Serum transthyretin (TTR) may be an early biomarker for Alzheimer's disease and related disorders (ADRD). We investigated associations of TTR measured at baseline with cognitive decline and incident ADRD and whether TTR trajectories differ between ADRD cases and non-cases, over 22 years before diagnosis. A total of 6024 adults aged 45-69 in 1997-1999 were followed up until 2019. TTR was assessed three times, and 297 cases of dementia were recorded. Higher TTR was associated with higher cognitive function at baseline; however, TTR was unrelated to subsequent change in cognitive function. TTR at baseline did not predict ADRD risk (hazard ratio per SD TTR (4.8 mg/dL) = 0.97; 95% confidence interval: 0.94-1.00). Among those later diagnosed with ADRD, there was a marginally steeper downward TTR trajectory than those free of ADRD over follow-up (P=0.050). Our findings suggest TTR is not neuroprotective. The relative decline in TTR level in the preclinical stage of ADRD is likely to be a consequence of disease processes.

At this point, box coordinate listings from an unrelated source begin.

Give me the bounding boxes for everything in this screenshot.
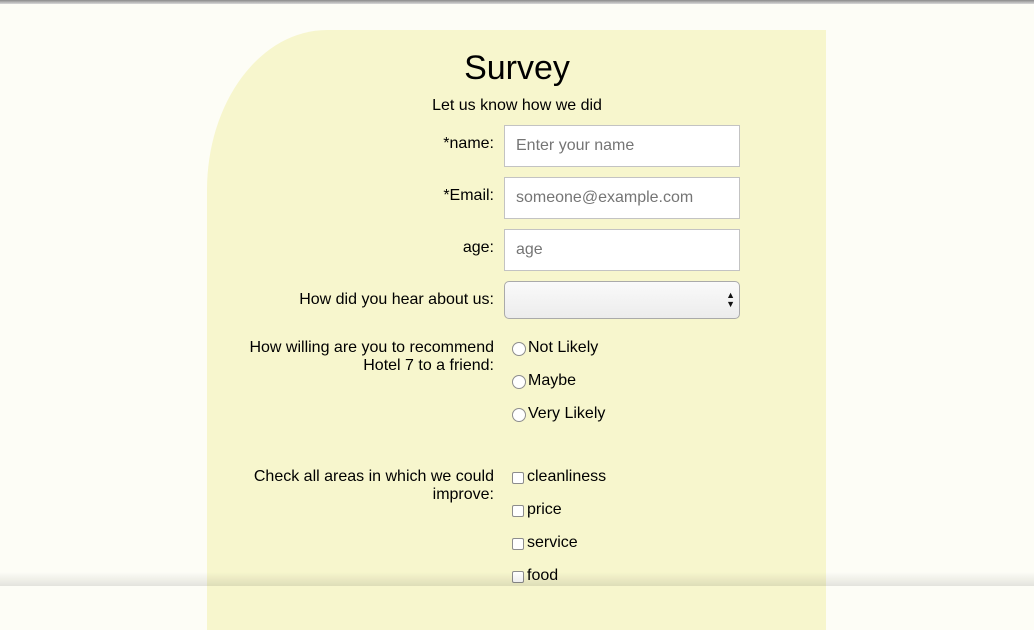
recommend-option[interactable]: Very Likely: [512, 405, 605, 423]
page-title: Survey: [464, 49, 570, 87]
age-label: age:: [462, 239, 494, 256]
email-label: *Email:: [443, 187, 494, 204]
recommend-label: How willing are you to recommend Hotel 7…: [249, 339, 494, 374]
checkbox[interactable]: [512, 472, 524, 484]
name-input[interactable]: [504, 125, 740, 167]
improve-option-label: cleanliness: [527, 468, 607, 485]
checkbox[interactable]: [512, 571, 524, 583]
recommend-option-label: Very Likely: [528, 405, 606, 422]
improve-option[interactable]: food: [512, 567, 558, 585]
recommend-option[interactable]: Not Likely: [512, 339, 598, 357]
improve-option-label: service: [527, 534, 578, 551]
improve-label: Check all areas in which we could improv…: [253, 468, 494, 503]
page-subtitle: Let us know how we did: [432, 97, 602, 114]
radio-button[interactable]: [512, 375, 526, 389]
improve-option-label: food: [527, 567, 559, 584]
referral-select[interactable]: ▲ ▼: [504, 281, 740, 319]
recommend-option-label: Not Likely: [528, 339, 599, 356]
referral-label: How did you hear about us:: [299, 291, 494, 308]
name-label: *name:: [443, 135, 494, 152]
radio-button[interactable]: [512, 408, 526, 422]
radio-button[interactable]: [512, 342, 526, 356]
age-input[interactable]: [504, 229, 740, 271]
window-top-edge: [0, 0, 1034, 4]
checkbox[interactable]: [512, 538, 524, 550]
improve-option[interactable]: price: [512, 501, 562, 519]
improve-option[interactable]: cleanliness: [512, 468, 606, 486]
recommend-option[interactable]: Maybe: [512, 372, 576, 390]
improve-option[interactable]: service: [512, 534, 578, 552]
select-arrows-icon: ▲ ▼: [726, 290, 735, 309]
email-input[interactable]: [504, 177, 740, 219]
improve-option-label: price: [527, 501, 562, 518]
recommend-option-label: Maybe: [528, 372, 577, 389]
checkbox[interactable]: [512, 505, 524, 517]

血清转甲状腺素蛋白(TTR)可能是阿尔茨海默病和相关疾病(ADRD)的早期生物标志物。我们研究了基线时测量的 TTR 与认知能力下降和 ADRD 发病的相关性,以及在诊断前 22 年,TTR 轨迹是否在 ADRD 病例和非病例之间存在差异。共有 1997-1999 年 45-69 岁的 6024 名成年人接受了随访,直至 2019 年。TTR 评估了三次,记录了 297 例痴呆病例。较高的 TTR 与基线时较高的认知功能相关;然而,TTR 与随后认知功能的变化无关。基线 TTR 不能预测 ADRD 风险(每 SD TTR(4.8 毫克/分升)的风险比=0.97;95%置信区间:0.94-1.00)。在随后被诊断为 ADRD 的患者中,与无 ADRD 的患者相比,在随访期间 TTR 的下降轨迹略陡峭(P=0.050)。我们的研究结果表明 TTR 没有神经保护作用。在 ADRD 的临床前阶段,TTR 水平的相对下降可能是疾病过程的结果。